GEEK ALERT; SKIP TO BELOW IF YOU'RE ONLY INTERESTED IN COMMENTARY ABOUT THE REAL WORLD: I can't say enough about how wonderful I think Peter Jackson's take on Lord of the Rings is, and I'm pretty damned excited about Two Towers. But the new trailer continues a troubling (well, it troubles me) trend from the first movie: the exaggeration-to-the-point-of-distortion of racial themes and racial tension. The books, to be sure, have a certain amount of queasy-making race-talk. But Jackson's making the problem worse.

In the first movie, Elrond (who, let us not forget, is the son of an elf and a man, and whose brother made the choice to be a man) engages in an inordinate amount of Man-bashing, and he and Gandalf engage in an argument that depends rather a lot on race-talk. The dignified and grave Council of Elrond is reduced to an absurd racial squabble ("...before I see the Ring in the hands of an Elf!") The creepiness of Cate Blanchett's Galadriel costs us the sense that the elves in general and the High Elves in particular are a reliable, constant, and powerful, though unseen, ally against Sauron. The cutting of the Gimli-Galadriel plotline (possibly restored in the extended-version DVD) deprives us of Tolkien's example of racial reconciliation.

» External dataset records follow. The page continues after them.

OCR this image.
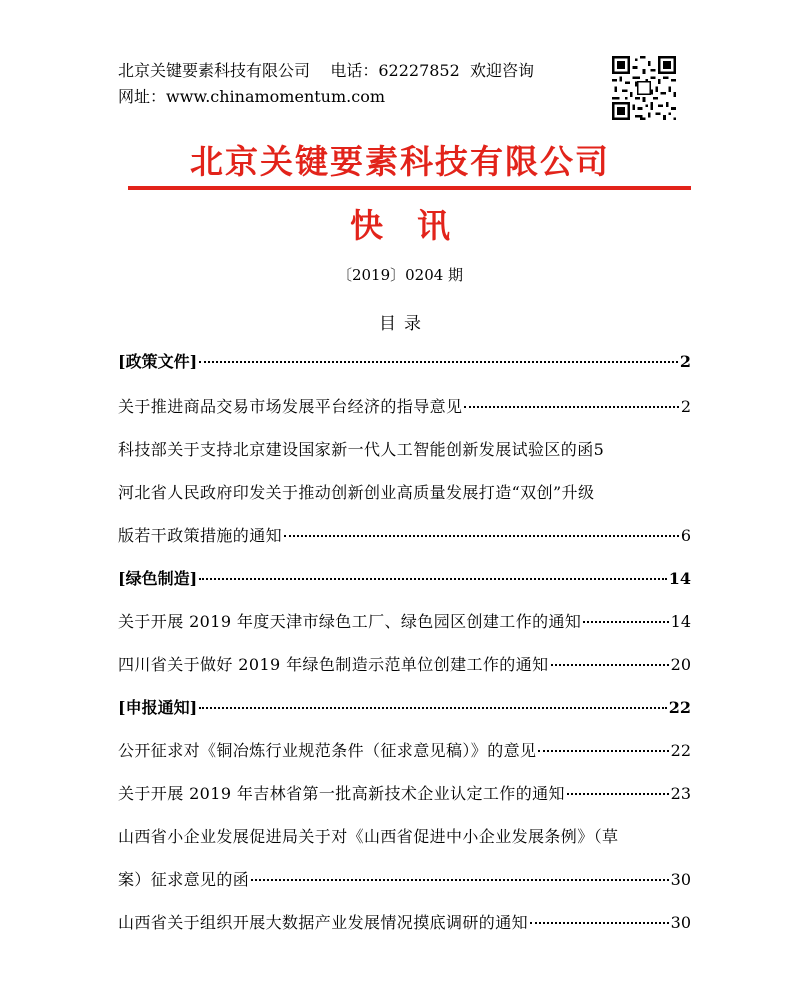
北京关键要素科技有限公司    电话：62227852  欢迎咨询
网址：www.chinamomentum.com
北京关键要素科技有限公司
快讯
〔2019〕0204 期
目录
[政策文件]	2
关于推进商品交易市场发展平台经济的指导意见	2
科技部关于支持北京建设国家新一代人工智能创新发展试验区的函 5
河北省人民政府印发关于推动创新创业高质量发展打造“双创”升级
版若干政策措施的通知	6
[绿色制造]	14
关于开展 2019 年度天津市绿色工厂、绿色园区创建工作的通知	14
四川省关于做好 2019 年绿色制造示范单位创建工作的通知	20
[申报通知]	22
公开征求对《铜冶炼行业规范条件（征求意见稿）》的意见	22
关于开展 2019 年吉林省第一批高新技术企业认定工作的通知	23
山西省小企业发展促进局关于对《山西省促进中小企业发展条例》（草
案）征求意见的函	30
山西省关于组织开展大数据产业发展情况摸底调研的通知	30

Now in the trailer for Two Towers, Elrond and the elves are talking about turning tail and leaving Middle Earth in the middle of the war. Elrond declares the alliance of men and elves over (instead of mourning the estrangement of the two kindred races since Gil-Galad's time)-- and does so in a way that suggests the elves aren't going to fight Sauron now. And the early stages of the War of the Ring are described by Aragorn as a war to destroy the world of men, and the army of the Uruk-Hai is described as aiming to exterminate the race of men. But men are the race that, in the books, fights on both sides. Indeed there's a strong suggestion that the men of Harad and Rhun outnumber the men of the West; in other words, more men fight for Sauron than against him. (Elves are more reliable; none has stood with Sauron since the forging of the Ring.) Neither Sauron nor Saruman ever set out to exterminate Men, only to subjugate them. And one of the most-stressed values in the books-- emphasized by Gandalf, Elrond, Galadriel, and Aragorn-- is that of all the free peoples of the West standing together, and not dividing against each other. Why is Jackson changing that?